Robinson Andrew P, Ferreira Kelley M, Heetun Warda, Bardiès Manuel, Denis-Bacelar Ana M, Fenwick Andrew J, Lassmann Michael, Tipping Jill, Tran-Gia Johannes
National Physical Laboratory, Hampton Road, London, TW11 0LW, UK.
Department of Oncology, University of Oxford, Oxford, UK.
EJNMMI Phys. 2025 Jun 23;12(1):58. doi: 10.1186/s40658-025-00778-9.
Single Photon Emission Computed Tomography (SPECT) is increasingly used as a quantitative modality, especially in the context of Molecular Radiotherapy, where the measurements are used as input to absorbed dose calculations for patient-specific dosimetry. Establishing measurement traceability is an essential step in providing confidence in quantitative measurements. This requires an unbroken chain of calibrations where uncertainties must be reported in all stages of calibration and for the final measurement result. Traceability ensures that a measurement result can be related to an underlying standard, allowing harmonisation of data, and facilitating comparison of results between sites.
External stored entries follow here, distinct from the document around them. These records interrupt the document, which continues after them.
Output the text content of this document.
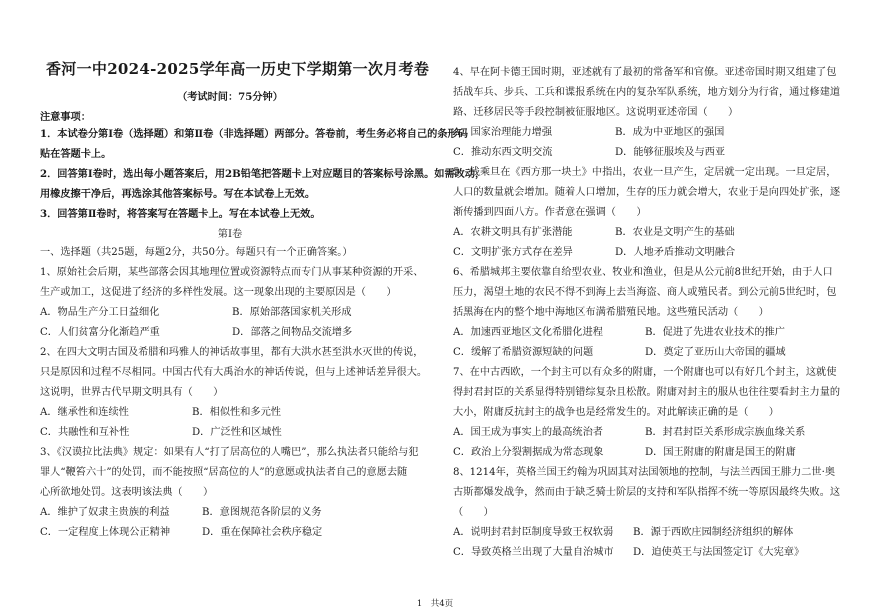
香河一中2024-2025学年高一历史下学期第一次月考卷
（考试时间：75分钟）
注意事项：
1．本试卷分第Ⅰ卷（选择题）和第Ⅱ卷（非选择题）两部分。答卷前，考生务必将自己的条形码
贴在答题卡上。
2．回答第Ⅰ卷时，选出每小题答案后，用2B铅笔把答题卡上对应题目的答案标号涂黑。如需改动，
用橡皮擦干净后，再选涂其他答案标号。写在本试卷上无效。
3．回答第Ⅱ卷时，将答案写在答题卡上。写在本试卷上无效。
第Ⅰ卷
一、选择题（共25题，每题2分，共50分。每题只有一个正确答案。）
1、原始社会后期，某些部落会因其地理位置或资源特点而专门从事某种资源的开采、
生产或加工，这促进了经济的多样性发展。这一现象出现的主要原因是（　　）
A．物品生产分工日益细化	B．原始部落国家机关形成
C．人们贫富分化渐趋严重	D．部落之间物品交流增多
2、在四大文明古国及希腊和玛雅人的神话故事里，都有大洪水甚至洪水灭世的传说，
只是原因和过程不尽相同。中国古代有大禹治水的神话传说，但与上述神话差异很大。
这说明，世界古代早期文明具有（　　）
A．继承性和连续性	B．相似性和多元性
C．共融性和互补性	D．广泛性和区域性
3、《汉谟拉比法典》规定：如果有人“打了居高位的人嘴巴”，那么执法者只能给与犯
罪人“鞭笞六十”的处罚，而不能按照“居高位的人”的意愿或执法者自己的意愿去随
心所欲地处罚。这表明该法典（　　）
A．维护了奴隶主贵族的利益	B．意图规范各阶层的义务
C．一定程度上体现公正精神	D．重在保障社会秩序稳定
4、早在阿卡德王国时期，亚述就有了最初的常备军和官僚。亚述帝国时期又组建了包
括战车兵、步兵、工兵和谍报系统在内的复杂军队系统，地方划分为行省，通过修建道
路、迁移居民等手段控制被征服地区。这说明亚述帝国（　　）
A．国家治理能力增强	B．成为中亚地区的强国
C．推动东西文明交流	D．能够征服埃及与西亚
5、钱乘旦在《西方那一块土》中指出，农业一旦产生，定居就一定出现。一旦定居，
人口的数量就会增加。随着人口增加，生存的压力就会增大，农业于是向四处扩张，逐
渐传播到四面八方。作者意在强调（　　）
A．农耕文明具有扩张潜能	B．农业是文明产生的基础
C．文明扩张方式存在差异	D．人地矛盾推动文明融合
6、希腊城邦主要依靠自给型农业、牧业和渔业，但是从公元前8世纪开始，由于人口
压力，渴望土地的农民不得不到海上去当海盗、商人或殖民者。到公元前5世纪时，包
括黑海在内的整个地中海地区布满希腊殖民地。这些殖民活动（　　）
A．加速西亚地区文化希腊化进程	B．促进了先进农业技术的推广
C．缓解了希腊资源短缺的问题	D．奠定了亚历山大帝国的疆域
7、在中古西欧，一个封主可以有众多的附庸，一个附庸也可以有好几个封主，这就使
得封君封臣的关系显得特别错综复杂且松散。附庸对封主的服从也往往要看封主力量的
大小，附庸反抗封主的战争也是经常发生的。对此解读正确的是（　　）
A．国王成为事实上的最高统治者	B．封君封臣关系形成宗族血缘关系
C．政治上分裂割据成为常态现象	D．国王附庸的附庸是国王的附庸
8、1214年，英格兰国王约翰为巩固其对法国领地的控制，与法兰西国王腓力二世·奥
古斯都爆发战争，然而由于缺乏骑士阶层的支持和军队指挥不统一等原因最终失败。这
（　　）
A．说明封君封臣制度导致王权软弱 B．源于西欧庄园制经济组织的解体
C．导致英格兰出现了大量自治城市 D．迫使英王与法国签定订《大宪章》
1　共4页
The process of establishing measurement traceability for quantitative SPECT is demonstrated for the therapeutic radionuclide Lu using a common, phantom based, calibration method. Phantoms with activities of Lu, measured using a traceably calibrated radionuclide calibrator, were used to perform the calibration. The calibration was validated using 3D-printed anthropomorphic organ phantom inserts mimicking clinically relevant geometries. For all measurements, traceability to primary standards for radioactivity is demonstrated along with an accompanying calibration chain and statement of uncertainty.
For all activity measurements the dominant component in the activity uncertainty budget was the uncertainty on the radionuclide calibrator calibration factor, resulting in an average combined standard uncertainty of 1.57%. The resulting uncertainty on the SPECT Image Calibration Factor was 1.6%. An optional additional correction was included in the calibration to provide volume-based partial volume correction (PVC). Measurement traceability was extended for measurands using this additional correction. The activity recovery in the organ phantoms with PVC applied was 96(7)% for both the kidney and spleen.
A manufacturer independent methodology for establishing measurement traceability for quantitative SPECT is demonstrated for Lu, using a radionuclide calibrator previously calibrated against national standards. The ability to establish measurement traceability for quantitative SPECT using standard clinical equipment, and the limitations of traceability are presented.
单光子发射计算机断层扫描(SPECT)越来越多地用作一种定量手段,尤其是在分子放射治疗的背景下,其中测量结果被用作患者特定剂量测定中吸收剂量计算的输入。建立测量可追溯性是确保定量测量可信度的关键步骤。这需要一个不间断的校准链,在校准的所有阶段以及最终测量结果中都必须报告不确定度。可追溯性确保测量结果能够与一个基本标准相关联,从而实现数据的统一,并便于不同地点之间的结果比较。
使用一种基于体模的通用校准方法,展示了为治疗性放射性核素镥建立定量SPECT测量可追溯性的过程。使用经过可追溯校准的放射性核素校准器测量的具有镥活度的体模用于进行校准。使用模仿临床相关几何形状的3D打印人体器官体模插入件对校准进行验证。对于所有测量,展示了对放射性基本标准的可追溯性以及伴随的校准链和不确定度声明。
对于所有活度测量,活度不确定度预算中的主要成分是放射性核素校准器校准因子的不确定度,导致平均合成标准不确定度为1.57%。SPECT图像校准因子的最终不确定度为1.6%。校准中包含了一个可选的额外校正,以提供基于体积的部分体积校正(PVC)。使用此额外校正可将测量可追溯性扩展到被测量物。应用PVC后,肾脏和脾脏器官体模中的活度回收率均为96(7)%。
使用先前根据国家标准校准的放射性核素校准器,展示了一种独立于制造商的为镥建立定量SPECT测量可追溯性的方法。介绍了使用标准临床设备建立定量SPECT测量可追溯性的能力以及可追溯性的局限性。